Lee woman too smart for scam artists. Are you?

July 6, 2007

Lee County - - A scam alert investigators say you need to know about. International fraud schemes are targeting people in South Georgia. A Lee County woman almost found herself a victim, until she realized she was being scammed. Officers say it can happen to you and if you're not alert, you might not be so lucky.

Carla Miller put an ad on the Internet to sell her dog for $350. She got over 20 responses. One came from the United Kingdom.

"I saw your ad about the pet you're willing to sell. I would love to be in the purchase of my daughter Chantel who will be clocking 12 years old next month," Miller reads one of the responses.

Not only did the language throw her off, so did a request from the potential buyer. He wanted to send her $3000 the $350 dog and he wanted Miller to send him the change.

"He emailed me the numbers for the wire tracking, gave me all the information for the recipient of the funds and told me just to send the difference and keep $100 for my trouble."

Miller knew what was going on but she played smart and told the buyer to send the money. Then she took it right to sheriff's deputies.

"How many people from Europe are going to buy a puppy to ship across the Atlantic? It doesn't even make good sense," says Investigator Craig Dodd with the Dougherty County Sheriff's Office.

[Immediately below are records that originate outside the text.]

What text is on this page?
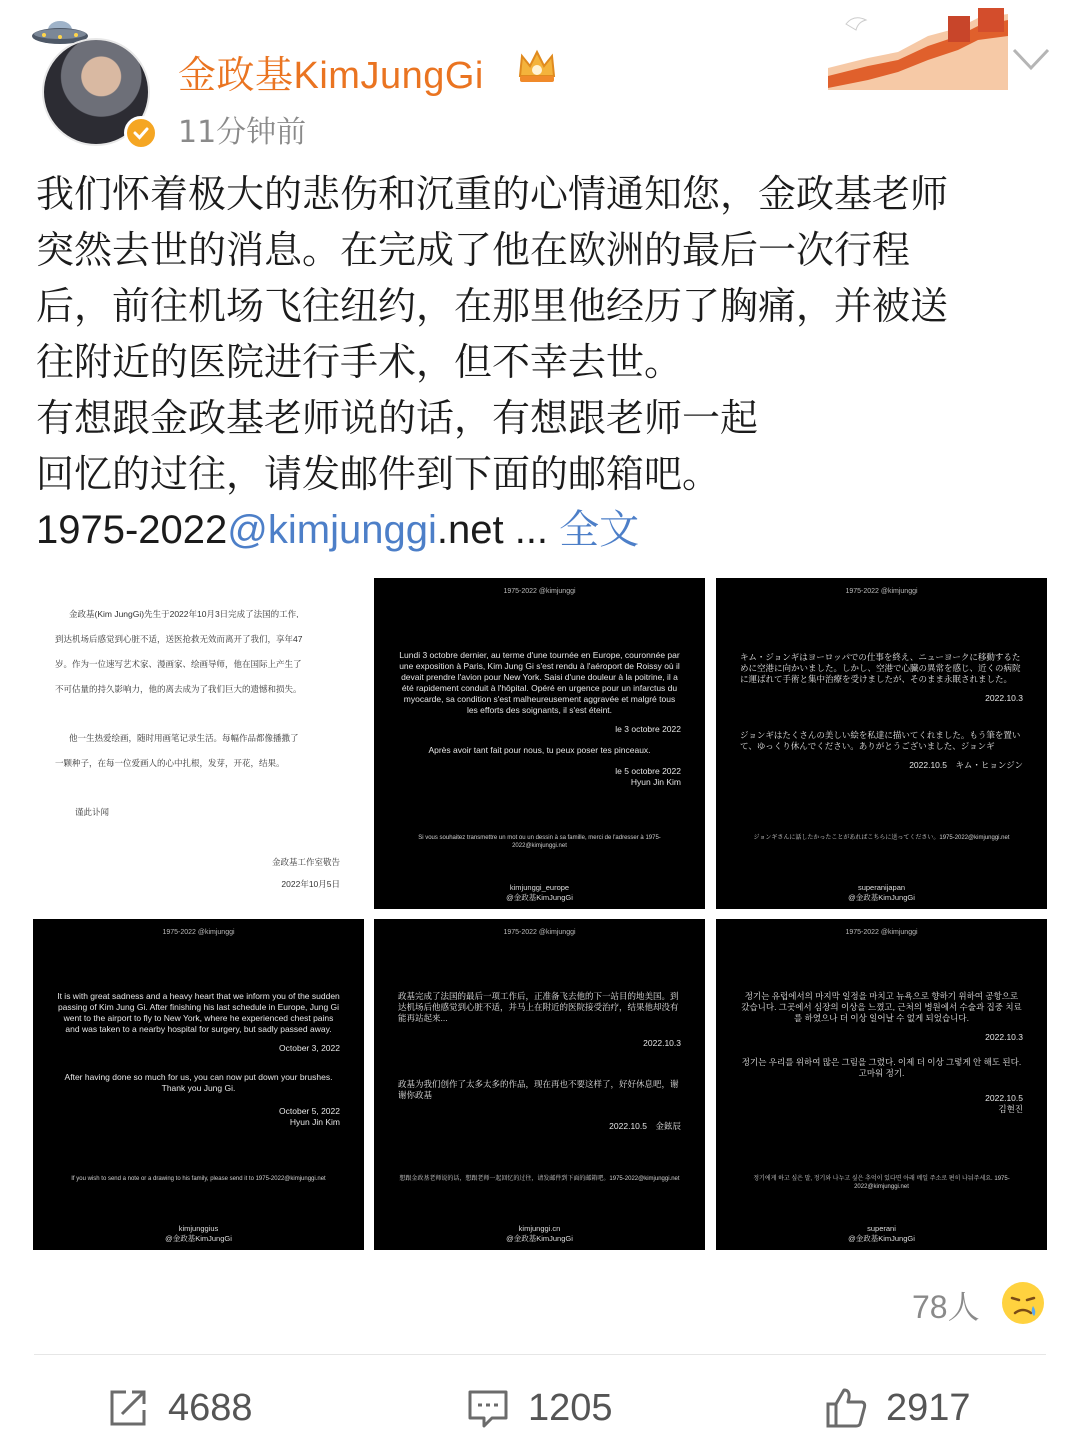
金政基KimJungGi
11分钟前

我们怀着极大的悲伤和沉重的心情通知您，金政基老师

突然去世的消息。在完成了他在欧洲的最后一次行程

后，前往机场飞往纽约，在那里他经历了胸痛，并被送

往附近的医院进行手术，但不幸去世。

有想跟金政基老师说的话，有想跟老师一起

回忆的过往，请发邮件到下面的邮箱吧。

1975-2022@kimjunggi.net ... 全文

金政基(Kim JungGi)先生于2022年10月3日完成了法国的工作,
到达机场后感觉到心脏不适，送医抢救无效而离开了我们，享年47
岁。作为一位速写艺术家、漫画家、绘画导师，他在国际上产生了
不可估量的持久影响力，他的离去成为了我们巨大的遗憾和损失。
他一生热爱绘画，随时用画笔记录生活。每幅作品都像播撒了
一颗种子，在每一位爱画人的心中扎根，发芽，开花，结果。
谨此讣闻
金政基工作室敬告
2022年10月5日
1975-2022 @kimjunggi
Lundi 3 octobre dernier, au terme d'une tournée en Europe, couronnée par une exposition à Paris, Kim Jung Gi s'est rendu à l'aéroport de Roissy où il devait prendre l'avion pour New York. Saisi d'une douleur à la poitrine, il a été rapidement conduit à l'hôpital. Opéré en urgence pour un infarctus du myocarde, sa condition s'est malheureusement aggravée et malgré tous les efforts des soignants, il s'est éteint.
le 3 octobre 2022
Après avoir tant fait pour nous, tu peux poser tes pinceaux.
le 5 octobre 2022
Hyun Jin Kim
Si vous souhaitez transmettre un mot ou un dessin à sa famille, merci de l'adresser à 1975-2022@kimjunggi.net
kimjunggi_europe
@金政基KimJungGi
1975-2022 @kimjunggi
キム・ジョンギはヨーロッパでの仕事を終え、ニューヨークに移動するために空港に向かいました。しかし、空港で心臓の異常を感じ、近くの病院に運ばれて手術と集中治療を受けましたが、そのまま永眠されました。
2022.10.3
ジョンギはたくさんの美しい絵を私達に描いてくれました。もう筆を置いて、ゆっくり休んでください。ありがとうございました、ジョンギ
2022.10.5　キム・ヒョンジン
ジョンギさんに話したかったことがあればこちらに送ってください。1975-2022@kimjunggi.net
superanijapan
@金政基KimJungGi
1975-2022 @kimjunggi
It is with great sadness and a heavy heart that we inform you of the sudden passing of Kim Jung Gi. After finishing his last schedule in Europe, Jung Gi went to the airport to fly to New York, where he experienced chest pains and was taken to a nearby hospital for surgery, but sadly passed away.
October 3, 2022
After having done so much for us, you can now put down your brushes. Thank you Jung Gi.
October 5, 2022
Hyun Jin Kim
If you wish to send a note or a drawing to his family, please send it to 1975-2022@kimjunggi.net
kimjunggius
@金政基KimJungGi
1975-2022 @kimjunggi
政基完成了法国的最后一项工作后，正准备飞去他的下一站目的地美国。到达机场后他感觉到心脏不适，并马上在附近的医院接受治疗，结果他却没有能再站起来...
2022.10.3
政基为我们创作了太多太多的作品，现在再也不要这样了，好好休息吧，谢谢你政基
2022.10.5　金鉉辰
想跟金政基老师说的话，想跟老师一起回忆的过往，请发邮件到下面的邮箱吧。1975-2022@kimjunggi.net
kimjunggi.cn
@金政基KimJungGi
1975-2022 @kimjunggi
정기는 유럽에서의 마지막 일정을 마치고 뉴욕으로 향하기 위하여 공항으로 갔습니다. 그곳에서 심장의 이상을 느꼈고, 근처의 병원에서 수술과 집중 치료를 하였으나 더 이상 일어날 수 없게 되었습니다.
2022.10.3
정기는 우리를 위하여 많은 그림을 그렸다. 이제 더 이상 그렇게 안 해도 된다. 고마워 정기.
2022.10.5
김현진
정기에게 하고 싶은 말, 정기와 나누고 싶은 추억이 있다면 아래 메일 주소로 편히 나눠주세요. 1975-2022@kimjunggi.net
superani
@金政基KimJungGi
78人
4688	1205	2917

Dodd says this is a case of blatant fraud. But if you're not alert, you may never know. The $3000 in money orders Miller received looks real.

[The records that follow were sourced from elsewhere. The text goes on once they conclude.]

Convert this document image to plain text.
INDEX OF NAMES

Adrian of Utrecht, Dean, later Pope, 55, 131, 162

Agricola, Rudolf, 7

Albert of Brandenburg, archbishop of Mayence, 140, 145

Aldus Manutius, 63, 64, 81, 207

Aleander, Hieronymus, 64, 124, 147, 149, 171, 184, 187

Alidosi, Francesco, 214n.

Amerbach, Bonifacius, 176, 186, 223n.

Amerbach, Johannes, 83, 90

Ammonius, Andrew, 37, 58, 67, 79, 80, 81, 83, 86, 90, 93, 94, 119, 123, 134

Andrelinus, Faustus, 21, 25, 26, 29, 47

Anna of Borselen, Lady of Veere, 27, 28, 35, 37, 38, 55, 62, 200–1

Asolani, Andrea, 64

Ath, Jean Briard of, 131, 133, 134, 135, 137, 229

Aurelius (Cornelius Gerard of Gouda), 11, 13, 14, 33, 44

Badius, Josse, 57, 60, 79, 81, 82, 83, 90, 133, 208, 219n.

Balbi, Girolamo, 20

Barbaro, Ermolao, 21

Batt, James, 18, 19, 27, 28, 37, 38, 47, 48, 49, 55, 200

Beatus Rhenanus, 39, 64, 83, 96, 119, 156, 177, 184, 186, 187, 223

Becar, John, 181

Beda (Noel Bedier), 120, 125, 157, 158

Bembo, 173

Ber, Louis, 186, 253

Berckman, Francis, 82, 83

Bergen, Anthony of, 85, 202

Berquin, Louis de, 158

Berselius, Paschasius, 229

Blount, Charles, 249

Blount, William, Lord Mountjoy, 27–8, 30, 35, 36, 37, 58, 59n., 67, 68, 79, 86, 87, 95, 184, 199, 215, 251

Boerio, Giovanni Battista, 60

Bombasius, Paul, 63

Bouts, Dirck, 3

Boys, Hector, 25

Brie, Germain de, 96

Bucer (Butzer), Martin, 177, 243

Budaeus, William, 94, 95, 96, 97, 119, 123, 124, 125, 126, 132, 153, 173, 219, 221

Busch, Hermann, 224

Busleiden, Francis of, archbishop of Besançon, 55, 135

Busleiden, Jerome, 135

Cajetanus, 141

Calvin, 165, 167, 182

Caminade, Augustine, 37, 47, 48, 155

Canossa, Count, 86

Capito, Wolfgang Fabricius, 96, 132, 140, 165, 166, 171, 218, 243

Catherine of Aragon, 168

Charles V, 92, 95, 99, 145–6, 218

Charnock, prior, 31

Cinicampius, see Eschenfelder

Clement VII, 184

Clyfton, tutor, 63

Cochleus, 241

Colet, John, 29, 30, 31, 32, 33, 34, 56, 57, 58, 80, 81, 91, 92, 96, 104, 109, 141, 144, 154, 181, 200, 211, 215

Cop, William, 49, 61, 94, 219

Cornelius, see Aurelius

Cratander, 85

"It looks extremely real and they're excellent forgeries," he says.

Had she cashed them, she would've been out of money with her bank. Dodd says be suspicious of any offers made over the Internet and he says be careful about giving your debit or credit card info and never, he says, give out your bank account or social security numbers unless you know for sure who it's going to.

"It's the fastest growing crime in the country and once they have one of those numbers, they can go into anything you've got."

Miller's glad she didn't fall for it.

"Not the response you were looking for?" we asked her.

"No, it's not what I expected. I just wanted to sell my dog."

After all this, she's still looking for a legitimate buyer. 

When Miller got the money orders, she called the company that made them and they were able to confirm that they were fakes. The case is being turned over to the FBI.